The real explanation is in how each tool handles valve behaviour. The Commercial Model closes linearly over time. The Pontem Model uses a butterfly style curve, staying nearly fully open through most of its travel before choking sharply at the end. For fast closures this distinction does not matter. For slow closures it does. Not a flaw, just a known difference between the two approaches.
One final observation. The Pontem Model’s pressure peak consistently arrives slightly later than the Commercial Model across all experiments. For fast closures the offset is around 1.1 seconds. For slower closures it is 2.74 seconds. The magnitude is right. The timing is off. That is worth investigating further.
Scaling Up
Phase 1A proved the model works on a single pipe. The real test was always going to be a network at scale, and that is exactly where the Pontem Model is being deployed today, on a large onshore pipeline network.
At this scale, the model provides real-time insight into system pressures and flow routing during normal operation. That alone is not a small task for a network of this size.
Where it becomes genuinely useful is during valve closure events. The model indicates the maximum pressures expected across the network, and critically, how flow reroutes once that valve closes, including whether the rest of the network can handle the extra flow being pushed its way.

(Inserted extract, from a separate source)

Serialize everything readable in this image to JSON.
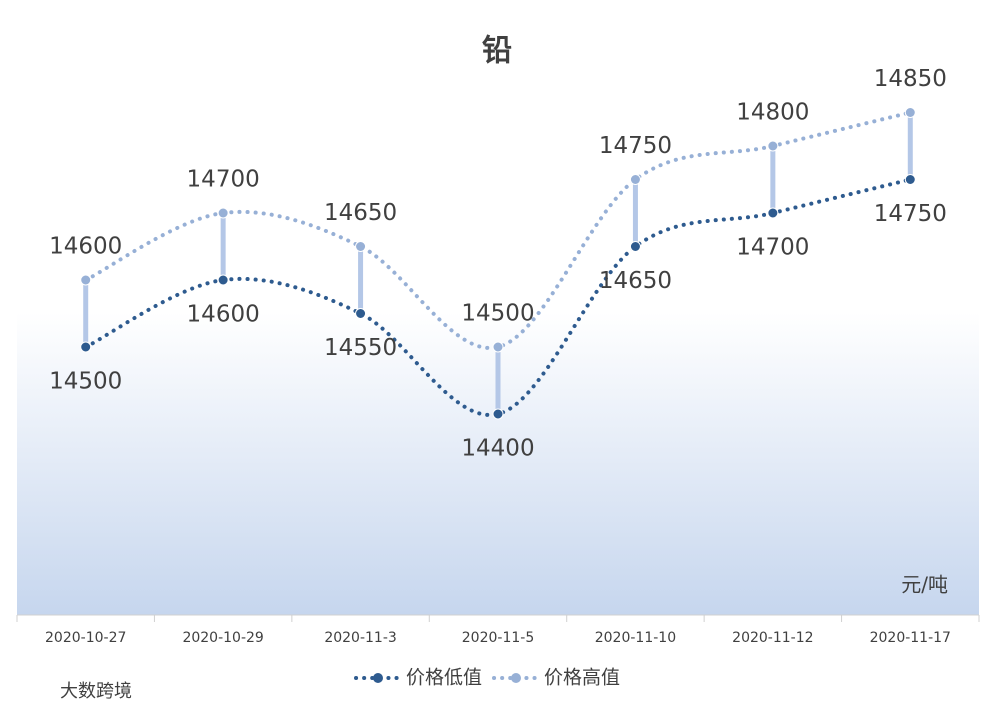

The model runs directly through the client's existing analytics platform. Engineers do not need a separate tool or a separate login. The insight is exactly where they are already working.
What’s Next…Future Work
Phase 1A and the work on the large onshore pipeline, give us confidence that the Pontem Model holds up, both in controlled conditions and at scale in the field. But there is more to validate.
Phase 1B will test a more complex network geometry, with two outlets instead of one, to confirm the model handles flow routing correctly when there is more than one path for liquid to take. From there, the goal is to keep expanding into more complex topologies, including converging and diverging pipelines, while continuing to refine how the model performs against real field data.
But the bigger picture goes beyond liquid surge. This work is part of a wider Pontem capability to build and deploy physics based models that run online, embedded directly into the platforms operators already use. Not models you run manually and interpret offline, but tools that sit inside your workflow and give you answers as conditions change.
We did not set out to replace commercial software. We set out to solve a problem it was not built for. A validated model, running on a live pipeline network, giving operators the answers they need when it matters most. And that is the kind of work we deliver.
If you made it this far, thank you! This is the kind of work we find genuinely exciting at Pontem, and we hope it was useful to read.